Manifestations of Kelvin-Helmholtz instability in the solar atmosphere, solar wind and geomagnetosphere

We present the modern views on the nature of the Kelvin-Helmholtz (KH) instability and its manifestations in plasma of the solar corona, interplanetary medium and at the boundary of the geomagnetosphere. We briefly describe the main theoretical results of KH instability obtained in the linear approximation. When analyzing the observational data that confirm the occurrence of the KH instability in various magnetic formations of the solar coronal plasma, we use the classical results obtained in the incompressibility approximation. The same approach is used to describe the instability on the daytime magnetosphere boundary. Special attention is paid to the effect of compressibility when analyzing the instability of supersonic shear flows in the solar wind (SW) and on the geomagnetic tail boundary. At supersonic shear flows, disturbances with the wave vector parallel to flow velocity vector are known to be stable in the tangential discontinuity approximation [Landau, 1944]. Therefore, supersonic shear flows are considered to be stable in most studies that take only parallel disturbances into account. Our study takes into consideration the oblique disturbances inclined relative to the velocity vector and shows their crucial role in the instability of supersonic shear flows. The phase velocity of oblique disturbances is shown to be substantially less than the flow velocity, and values of the increment and frequency range are considerably greater than those of longitudinal disturbances.

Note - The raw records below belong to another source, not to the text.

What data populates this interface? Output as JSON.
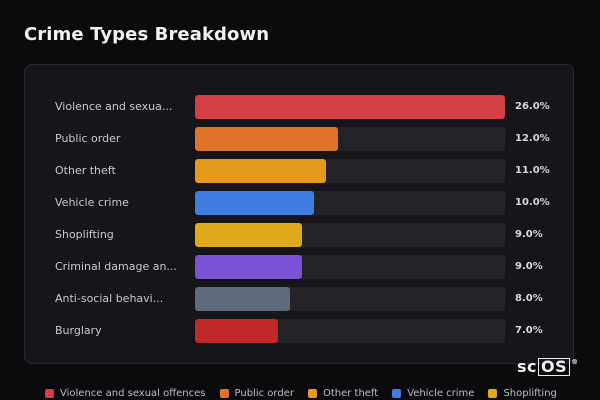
{
  "page": {
    "title": "Crime Types Breakdown"
  },
  "chart_data": {
    "type": "bar",
    "orientation": "horizontal",
    "categories": [
      "Violence and sexua...",
      "Public order",
      "Other theft",
      "Vehicle crime",
      "Shoplifting",
      "Criminal damage an...",
      "Anti-social behavi...",
      "Burglary"
    ],
    "values": [
      26.0,
      12.0,
      11.0,
      10.0,
      9.0,
      9.0,
      8.0,
      7.0
    ],
    "value_labels": [
      "26.0%",
      "12.0%",
      "11.0%",
      "10.0%",
      "9.0%",
      "9.0%",
      "8.0%",
      "7.0%"
    ],
    "colors": [
      "#d43f45",
      "#e0732a",
      "#e69a1c",
      "#3f7ee0",
      "#e0a91a",
      "#7a52d4",
      "#5f6b7d",
      "#c0282a"
    ],
    "xlim": [
      0,
      26.0
    ],
    "grid": false,
    "legend_position": "bottom"
  },
  "legend": {
    "items": [
      {
        "label": "Violence and sexual offences",
        "color": "#d43f45"
      },
      {
        "label": "Public order",
        "color": "#e0732a"
      },
      {
        "label": "Other theft",
        "color": "#e69a1c"
      },
      {
        "label": "Vehicle crime",
        "color": "#3f7ee0"
      },
      {
        "label": "Shoplifting",
        "color": "#e0a91a"
      }
    ]
  },
  "watermark": {
    "text_prefix": "sc",
    "text_boxed": "OS",
    "registered": "®"
  }
}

We emphasize that the magnetic field and plasma density inhomogeneity, which reduce the KH instability of subsonic shear flows, also reduce the stabilizing effect of compressibility of the medium and can significantly reduce the increment in the case of supersonic velocity difference. Effective excitation of oblique disturbances by the supersonic KH instability explains the existence of magnetosonic waves and the formation of diffuse shear flows in SW and on the boundary of the distant magnetotail, as well as the SW-magnetosphere energy and impulse transfer.